人の話や吟遊詩人が語る話を聞けば聞くほど、それまで聞いたことのあったどの歌よりも興味をそそられた。作られた物語じゃない地上の人々のお話に。その唄は海底王国でも話題となった。
ただある意味先代の王家は間違っていなかったのだろう。興味関心が招く未来には幸せだけではないことがある。ゴレリアスがヒルドリアに流れ着いたのを発見された時だった。同時に国内で過去数年起きることのなかった殺人事件が起きた。
当然容疑者として連行されたと思えば今度は魔王軍の初めて本格的な襲撃が起きた。よりゴレリアスが関与したのではと疑いが大きくなると共に、一部の人々は彼が噂の勇者なのではと。

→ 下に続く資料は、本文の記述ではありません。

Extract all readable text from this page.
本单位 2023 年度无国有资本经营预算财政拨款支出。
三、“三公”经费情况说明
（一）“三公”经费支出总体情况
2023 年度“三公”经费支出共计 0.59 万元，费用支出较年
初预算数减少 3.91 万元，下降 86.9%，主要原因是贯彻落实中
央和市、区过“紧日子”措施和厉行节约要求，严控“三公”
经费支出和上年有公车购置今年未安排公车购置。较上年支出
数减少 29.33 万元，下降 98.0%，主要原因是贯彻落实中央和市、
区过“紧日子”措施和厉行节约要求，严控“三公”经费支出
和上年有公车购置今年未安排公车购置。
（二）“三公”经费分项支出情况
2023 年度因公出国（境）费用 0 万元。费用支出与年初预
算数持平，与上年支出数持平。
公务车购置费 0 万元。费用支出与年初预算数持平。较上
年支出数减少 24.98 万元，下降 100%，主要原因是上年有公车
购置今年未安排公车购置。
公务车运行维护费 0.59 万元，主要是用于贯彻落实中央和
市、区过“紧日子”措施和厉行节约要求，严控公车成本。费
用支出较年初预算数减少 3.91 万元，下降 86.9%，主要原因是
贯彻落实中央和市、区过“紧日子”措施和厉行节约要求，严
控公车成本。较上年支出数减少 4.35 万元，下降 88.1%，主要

戦闘が激しくなっていきヒルドリアが劣勢になった。その時に彼は私達を救う為に力を振るってくれた。知りもしないし別に良い扱いをしていた訳でもないのに彼は全力で応えてくれた。
「ミュリル!」
「え?」
これまでと違う強大な術の気配を感じて{水竜弾}を放つ。ただ少し驚いたのは相殺させた術と私の放った術が同じだったという事だ。{水竜弾}は仕組みが分かっていてもヒルドリア王家の血筋でなければ使うことの出来ない特別な水術。
「飽きたのでな退屈しのぎで貴様らの力を見させてもらおうではないか」
「本当に悪趣味よね」
「おもちゃは遊んでなんぼじゃろう?」
そういって元の椅子に座り直して術書、いやあれは英具{フォールンウィング}だ。それを開き眺め始めこちらを見る気配すらなかった。奴にとって死者蘇生で蘇らせた傀儡の兵は本当におもちゃぐらいにしか思っていないのだろう。
やはり許してはならないと思うと身体の底から力が湧いてきた。そうよね、私もこの長い間ずっと鍛錬を重ねた。フィオ、あなただけじゃないのよ同じようなことが出来るようになったのは。
普段から漏れ出す水と聖の魔力を英具に溜めこみ必要なタイミングで引き出していつも以上の私となる。魔力の衣{マジックベール}を纏い顔を知らない、おそらく先代ヒルドリア王家の死人を倒しに行くのであった。